At present there are three prescription-strength retinoids on the market:

  • Tretinoin, which includes Retin-A, Retin-A micro and Renova,
  • Tazarotene, which is regarded as the strongest retinoid,
  • and Adapalene, which has proven to be the gentlest on skin.


Retinol is the purest derivative of Vitamin A, and unlike prescription retinoids, does not convert into retinoic acid until applied to the skin. Retinol is a wonderful option because it has a very short, two-step conversion process into retinoic acid making it the most effective kind of Vitamin A derivative without the associated irritation.


Esters are the most abundant form of Vitamin A, and like retinol, convert to retinoic acid once applied to the skin. However, they have longer conversion chains into retinoic acid that significantly affect the stability, efficacy and purity of the product.

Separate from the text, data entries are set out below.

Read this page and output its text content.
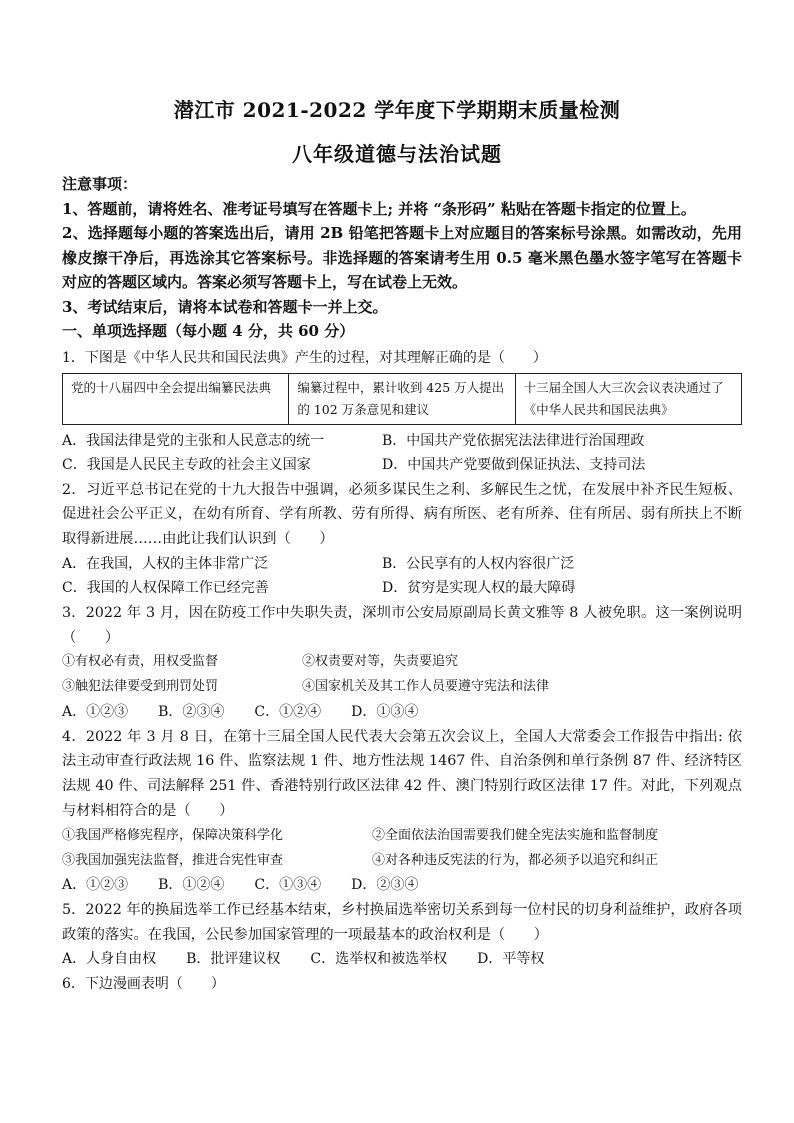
潜江市 2021-2022 学年度下学期期末质量检测
八年级道德与法治试题

注意事项：

1、答题前，请将姓名、准考证号填写在答题卡上; 并将 “条形码” 粘贴在答题卡指定的位置上。

2、选择题每小题的答案选出后，请用 2B 铅笔把答题卡上对应题目的答案标号涂黑。如需改动，先用橡皮擦干净后，再选涂其它答案标号。非选择题的答案请考生用 0.5 毫米黑色墨水签字笔写在答题卡对应的答题区域内。答案必须写答题卡上，写在试卷上无效。

3、考试结束后，请将本试卷和答题卡一并上交。

一、单项选择题（每小题 4 分，共 60 分）

1．下图是《中华人民共和国民法典》产生的过程，对其理解正确的是（　　）

党的十八届四中全会提出编纂民法典	编纂过程中，累计收到 425 万人提出的 102 万条意见和建议	十三届全国人大三次会议表决通过了《中华人民共和国民法典》
A．我国法律是党的主张和人民意志的统一	B．中国共产党依据宪法法律进行治国理政
C．我国是人民民主专政的社会主义国家	D．中国共产党要做到保证执法、支持司法

2．习近平总书记在党的十九大报告中强调，必须多谋民生之利、多解民生之忧，在发展中补齐民生短板、促进社会公平正义，在幼有所育、学有所教、劳有所得、病有所医、老有所养、住有所居、弱有所扶上不断取得新进展……由此让我们认识到（　　）

A．在我国，人权的主体非常广泛	B．公民享有的人权内容很广泛
C．我国的人权保障工作已经完善	D．贫穷是实现人权的最大障碍

3．2022 年 3 月，因在防疫工作中失职失责，深圳市公安局原副局长黄文雅等 8 人被免职。这一案例说明（　　）

①有权必有责，用权受监督	②权责要对等，失责要追究
③触犯法律要受到刑罚处罚	④国家机关及其工作人员要遵守宪法和法律
A．①②③ B．②③④ C．①②④ D．①③④

4．2022 年 3 月 8 日，在第十三届全国人民代表大会第五次会议上，全国人大常委会工作报告中指出: 依法主动审查行政法规 16 件、监察法规 1 件、地方性法规 1467 件、自治条例和单行条例 87 件、经济特区法规 40 件、司法解释 251 件、香港特别行政区法律 42 件、澳门特别行政区法律 17 件。对此，下列观点与材料相符合的是（　　）

①我国严格修宪程序，保障决策科学化	②全面依法治国需要我们健全宪法实施和监督制度
③我国加强宪法监督，推进合宪性审查	④对各种违反宪法的行为，都必须予以追究和纠正
A．①②③ B．①②④ C．①③④ D．②③④

5．2022 年的换届选举工作已经基本结束，乡村换届选举密切关系到每一位村民的切身利益维护，政府各项政策的落实。在我国，公民参加国家管理的一项最基本的政治权利是（　　）

A．人身自由权 B．批评建议权 C．选举权和被选举权 D．平等权

6．下边漫画表明（　　）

Retinol’s Positive Effects

Retinol has a tiny molecular structure that allows it to travel deep beneath the epidermis (outer layer of skin) to the dermis (middle layer of skin). Once in the dermis, retinol aids in inhibiting the breakdown of collagen and boosting healthy collagen production. This helps the surface of the skin appear plump and reduces the appearance of fine lines, wrinkles and enlarged pores, while improving skin texture and tone. 


Retinol also helps regulate sebum (oil) production within the skin, making it an excellent option for clients with acne prone skin and/or past acne scarring. Additionally, retinol has exfoliating effects that remove dead skin cells that may lead to moisture loss, ultimately balancing skin hydration. 

What To Consider When Choosing A Retinol Or Retinoid

There are several things to consider when choosing a retinol or prescription retinoid. Here are a few:

  • An effective product should have a high enough percentage of retinol to be effective but shouldn’t irritate the skin.
  • Pay attention to where retinol appears within a product’s ingredient list. Products list ingredients in order by concentration from highest to lowest.
  • If you have sensitive skin, look for products that are made with encapsulated retinol. Encapsulated retinol uses nano-technology to slowly release into the skin and should be less irritating than a prescription retinoid. This process also preserves the retinol longer.
  • Try to avoid toxic preservatives such as BHT, which are widely used in retinol products.
  • Apply retinol at night only.
  • If you are using retinol, apply a broad-spectrum SPF 30 daily to prevent sunburn. 
  • Share if you are using a Vitamin A derivative with anyone treating your skin, including waxing. 
  • Cease using Vitamin A derivatives at least 7 days prior to facial waxing.
  • Avoid prescription retinoids and retinol if you are pregnant, nursing or trying to become pregnant as they are teratogenic.
  • Refrain from using benzoyl peroxide products, especially if you are an adult with acne. Prolonged use of BP can make skin photosensitive and impede new skin cell formation, both of which accelerate skin aging.
  • Retinol is not an overnight fix. It may take 6-8 weeks to begin seeing a visible difference.